Entry Date:
July 1, 2020

Molecular Mechanisms Regulating Chromatin Looping

Principal Investigator Anders Sejr Hansen

Project Start Date October 2020


Enhancer-promoter contacts appear to be largely restricted to occur within Topologically Associating Domains (TADs). TADs are formed by the DNA-binding protein CTCF (panel A) and cohesin (panel B). At the molecular level, CTCF binds specific DNA sites and recruits cohesin, which is thought to hold together TADs as a chromatin loop inside its lumen (panel C). Thus, at least two different types of loops shape 3D genome organization: structural loops that form TADs and enhancer-promoter loops that are thought to form inside TADs (panel C). The structural loops are thought to be formed through cohesin-mediated loop extrusion, where cohesin-extrusion is eventually blocked by CTCF (panel D). Consistently, loss of CTCF or cohesin causes loss of most TADs and loops.

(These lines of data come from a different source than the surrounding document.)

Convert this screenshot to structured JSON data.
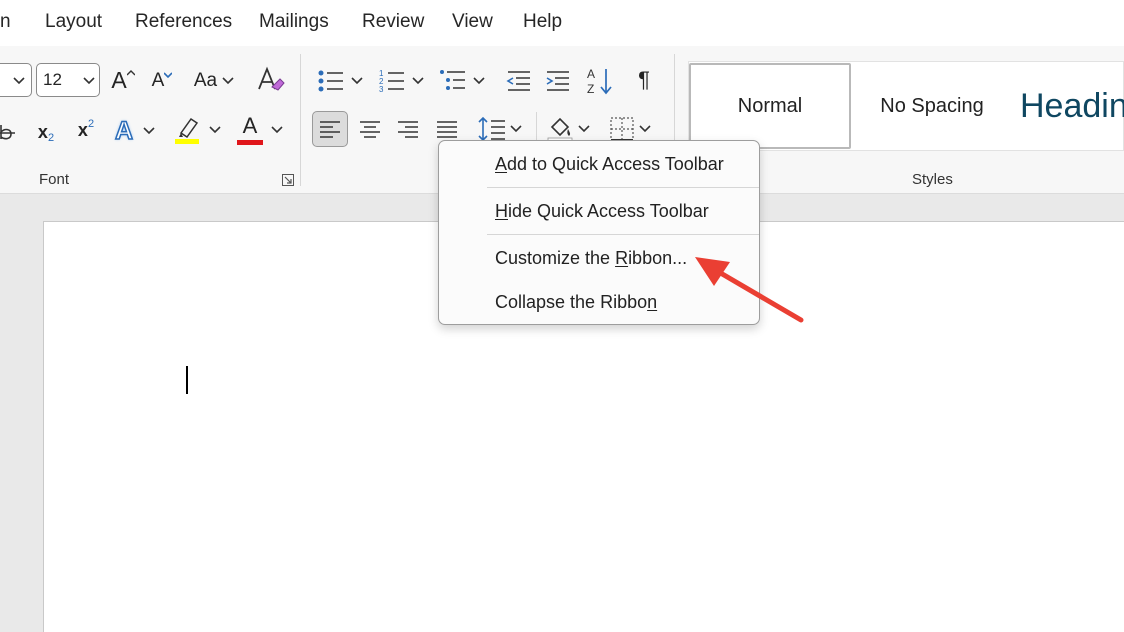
{
  "tabs": [
    {
      "part": "n"
    },
    {
      "label": "Layout"
    },
    {
      "label": "References"
    },
    {
      "label": "Mailings"
    },
    {
      "label": "Review"
    },
    {
      "label": "View"
    },
    {
      "label": "Help"
    }
  ],
  "font": {
    "size_value": "12",
    "grow_label": "A",
    "shrink_label": "A",
    "case_label": "Aa",
    "subscript_label": "x",
    "subscript_index": "2",
    "superscript_label": "x",
    "superscript_index": "2",
    "effects_label": "A",
    "font_color_label": "A",
    "group_label": "Font",
    "highlight_color": "#ffff00",
    "font_color": "#e0161b"
  },
  "paragraph": {
    "pilcrow_label": "¶"
  },
  "styles": {
    "group_label": "Styles",
    "items": [
      {
        "label": "Normal"
      },
      {
        "label": "No Spacing"
      },
      {
        "label": "Headin"
      }
    ],
    "heading_color": "#0f4761"
  },
  "context_menu": {
    "items": [
      {
        "pre": "",
        "key": "A",
        "post": "dd to Quick Access Toolbar"
      },
      {
        "pre": "",
        "key": "H",
        "post": "ide Quick Access Toolbar"
      },
      {
        "pre": "Customize the ",
        "key": "R",
        "post": "ibbon..."
      },
      {
        "pre": "Collapse the Ribbo",
        "key": "n",
        "post": ""
      }
    ]
  },
  "annotation_color": "#ea3f33"
}
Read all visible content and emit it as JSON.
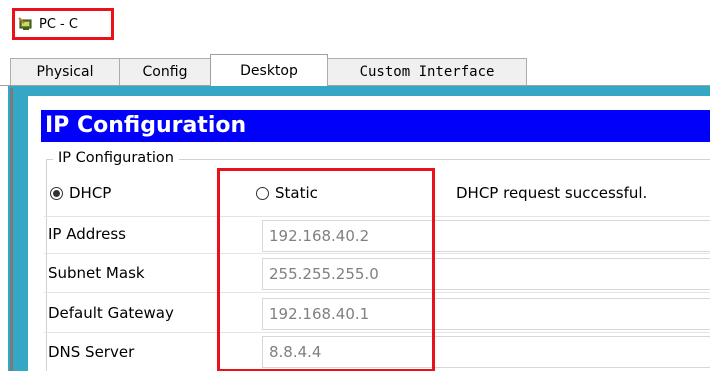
{
  "window": {
    "title": "PC - C",
    "icon": "pc-icon"
  },
  "tabs": [
    {
      "label": "Physical"
    },
    {
      "label": "Config"
    },
    {
      "label": "Desktop"
    },
    {
      "label": "Custom Interface"
    }
  ],
  "active_tab": "Desktop",
  "panel": {
    "title": "IP Configuration",
    "group_label": "IP Configuration",
    "dhcp_label": "DHCP",
    "static_label": "Static",
    "selected_mode": "DHCP",
    "status": "DHCP request successful.",
    "fields": [
      {
        "label": "IP Address",
        "value": "192.168.40.2"
      },
      {
        "label": "Subnet Mask",
        "value": "255.255.255.0"
      },
      {
        "label": "Default Gateway",
        "value": "192.168.40.1"
      },
      {
        "label": "DNS Server",
        "value": "8.8.4.4"
      }
    ]
  },
  "colors": {
    "header_bg": "#0101fb",
    "frame": "#33a7c4",
    "highlight": "#e8131a"
  }
}
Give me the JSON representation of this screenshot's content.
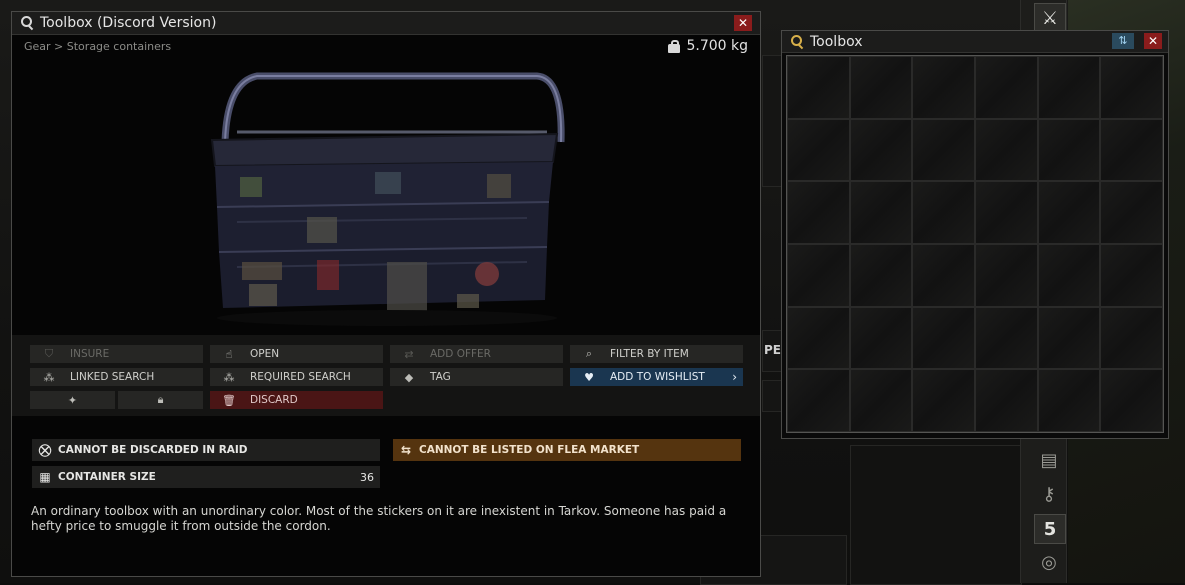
{
  "item_window": {
    "title": "Toolbox (Discord Version)",
    "close": "✕",
    "breadcrumb": "Gear > Storage containers",
    "weight": "5.700 kg",
    "actions": {
      "insure": "INSURE",
      "open": "OPEN",
      "add_offer": "ADD OFFER",
      "filter_by_item": "FILTER BY ITEM",
      "linked_search": "LINKED SEARCH",
      "required_search": "REQUIRED SEARCH",
      "tag": "TAG",
      "add_to_wishlist": "ADD TO WISHLIST",
      "discard": "DISCARD"
    },
    "properties": {
      "discard_raid": "CANNOT BE DISCARDED IN RAID",
      "flea": "CANNOT BE LISTED ON FLEA MARKET",
      "container_size_label": "CONTAINER SIZE",
      "container_size_value": "36"
    },
    "description": "An ordinary toolbox with an unordinary color. Most of the stickers on it are inexistent in Tarkov. Someone has paid a hefty price to smuggle it from outside the cordon."
  },
  "container_window": {
    "title": "Toolbox",
    "close": "✕",
    "sort": "⇅",
    "grid_columns": 6,
    "grid_rows": 6
  },
  "background": {
    "side_label": "PE",
    "side_badge": "5"
  },
  "colors": {
    "close_red": "#8a1c1c",
    "wishlist_blue": "#1a3650",
    "discard_red": "#4a1515",
    "flea_orange": "#55340f",
    "sort_blue": "#2a4a5e"
  }
}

And functionally, loss of CTCF boundaries can results in human developmental disorders and oncogene activation in (e.g. in glioma) by enabling aberrant enhancer-promoter contacts.

However, we have shown that CTCF and cohesin bind chromatin with very different residence times, suggesting that the complex formed by CTCF and cohesin is unlikely to be a stable complex and thus that TADs and loops are also unlikely to be stable structures inside the cell.